The fashion industry would not be where it is without the influence of the queer community and surrounds us constantly. From the V&A celebrating the looks of queer fashion icons such as Elton John, to the biggest celebration in fashion being dedicated to “camp”. Pride & Joy runs through the history of queer fashion and why it’s something to be celebrated.
Some of the biggest fashion icons are people who belong in the LGBTQ+ community. From David Bowie to Elton John to Lady Gaga, just to name a few. Fashion has always been such a vital tool for self-expression within the LGBTQ+ community and has become a platform for people to push societal boundaries, create a community and make a statement.
For hundreds of years men have been wearing women’s clothes. Queer fashion has been ingrained in our society for centuries. The term drag is rooted from William Shakespeare’s time when female roles were played by men, in which scripts would use the acronym “DRAG ” to indicate the actor should “dress as a girl”. However, this was used to furtherly push men and women apart so that women could not perform. So has fashion changed to cross these gender boundaries?
It wasn’t until the early 20th century when things started these boundaries started to get pushed. Designers such as Coco Chanel started to embody the “lesbian chic” aesthetic by creating tailored suits for women, which I’m sure was much more comfy and practical than corsets, endured by women for hundreds of years prior.
Queer fashion finally started to enter the mainstream media during arguably one of the best fashion eras, the 1970’s. David Bowie’s cover for his third studio album, “The Man Who Sold the World ” which saw him pose in a dress was one of his first introductions as an androgynist fashion icon.
Bowie was one of the first mainstream artists that proved that androgyny is cool. The creation of alter ego “Ziggy Stardust” instantly became a queer icon, at a time where androgyny was still transgressive to many people. In a 1973 article for The New York Times, Carolyn G. Heilburn stated that. “The idea of androgyny apparently takes a little getting used to. First responses tend either toward bewilderment or hostility.” Bowie took risks and was one of the first artists that brought androgyny to the limelight.
Another queer, musical legend that has shaped the fashion industry at the same time was Elton John. From flamboyant costumes to feather boas, to glittering eyewear made him a symbol for self-expression whilst advocating for LGBTQ+ rights and HIV/AIDS awareness. In 1992, John founded the Elton John AIDS Foundation, which has since raised over $450 million to support HIV/AIDS prevention, treatment, and advocacy programs around the world. Therefore not only was John able to use fashion as a tool for self-expression, but as a tool to raise awareness.

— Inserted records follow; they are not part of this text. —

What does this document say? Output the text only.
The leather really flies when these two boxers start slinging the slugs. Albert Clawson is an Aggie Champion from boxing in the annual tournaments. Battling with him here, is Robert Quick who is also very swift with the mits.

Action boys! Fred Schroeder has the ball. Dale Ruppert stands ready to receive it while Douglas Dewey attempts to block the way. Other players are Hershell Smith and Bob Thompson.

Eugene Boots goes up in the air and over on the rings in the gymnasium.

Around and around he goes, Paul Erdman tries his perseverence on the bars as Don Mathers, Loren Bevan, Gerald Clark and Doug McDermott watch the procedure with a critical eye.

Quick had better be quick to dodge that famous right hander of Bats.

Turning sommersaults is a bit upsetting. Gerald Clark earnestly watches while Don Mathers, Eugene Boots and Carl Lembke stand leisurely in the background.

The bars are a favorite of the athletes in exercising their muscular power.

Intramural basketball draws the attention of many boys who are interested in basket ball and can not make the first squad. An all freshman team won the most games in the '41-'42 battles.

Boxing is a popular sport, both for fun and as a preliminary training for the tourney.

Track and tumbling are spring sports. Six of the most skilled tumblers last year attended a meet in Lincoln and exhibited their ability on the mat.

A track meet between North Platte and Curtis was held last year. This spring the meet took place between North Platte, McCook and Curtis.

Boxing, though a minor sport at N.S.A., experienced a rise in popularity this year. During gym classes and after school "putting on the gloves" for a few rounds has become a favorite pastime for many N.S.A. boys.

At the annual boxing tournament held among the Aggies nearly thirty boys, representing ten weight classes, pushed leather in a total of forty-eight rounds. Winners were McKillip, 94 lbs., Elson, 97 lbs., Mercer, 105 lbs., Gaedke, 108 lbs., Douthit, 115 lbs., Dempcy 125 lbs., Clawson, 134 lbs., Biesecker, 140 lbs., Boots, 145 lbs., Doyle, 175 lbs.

As mentioned, the idea of drag is nothing new. However during the 1990’s it was becoming more recognised and mainstream with figures such as Rupaul breaking through into the limelight. In 2009, Rupaul’s Drag Race appeared on US screens for the first time and has since become a worldwide phenomenon and has given queer people from all over a platform to express themselves through fashion and drag.
But why does all this matter? Without these queer, fashion icons, the fashion scene would not be where it is today. Without these legends bringing drag, bright colours and textures alongside androgynous fashion into the mainstream I’m sure fashion would be a lot duller. They truly paved the way for this generation’s wave of queer fashion icons.
Thinking of today’s LGBTQ+ fashion icons, one of the first names that springs to mind is Lady Gaga. How could you forget that iconic meat dress? From disco bras, to big sunglasses to lightning bolt make-up as a nod to David Bowie Gaga has always made statements with her outfits whilst advocating for LGBTQ+ rights and cementing herself as a bisexual icon.
Queer fashion is now being celebrated in all walks of life. In 2019, the theme for the biggest fashion event, The Met Gala was based on “Camp: Notes on Fashion”, themed around Susan Sontag’s 1964 essay, “Notes on Camp.” Everyone who is anyone attends the Met Gala, with attendees of that year including Harry Styles, Lady Gaga, Kim Kardashian and Joan Collins just to name a few. This not only put queer fashion at the forefront of the industry but reminded us of how fun and expressive it can be.
Recently, many other fashion institutions have created exhibitions celebrating the designs and looks of queer icons. Last year, London’s Victoria & Albert Museum debuted its ``Diva” exhibition which showcased the looks of diva’s including Elton John and Lady Gaga. Additionally the museum’s exhibitions, “Fashioning Masculinities: The Art of Menswear” celebrated a showcase of iconic outfits including Billy Porter’s Oscar’s dress, Harry Style’s dress which he wore on the cover of Vogue. These exhibitions are significant in reminding us of the history of queer fashion and allows the public to see the impact of queer fashion before their very own eyes.
Without the impact of the LGBTQ+ community, fashion would be boring. Gender boundaries in fashion would not have been broken, trends would have not been created and it would be less of a tool for expression. We have the community to thank for the introduction of women’s suits, big sunglasses thanks to Elton John and bold statements, so their contributions should never be forgotten.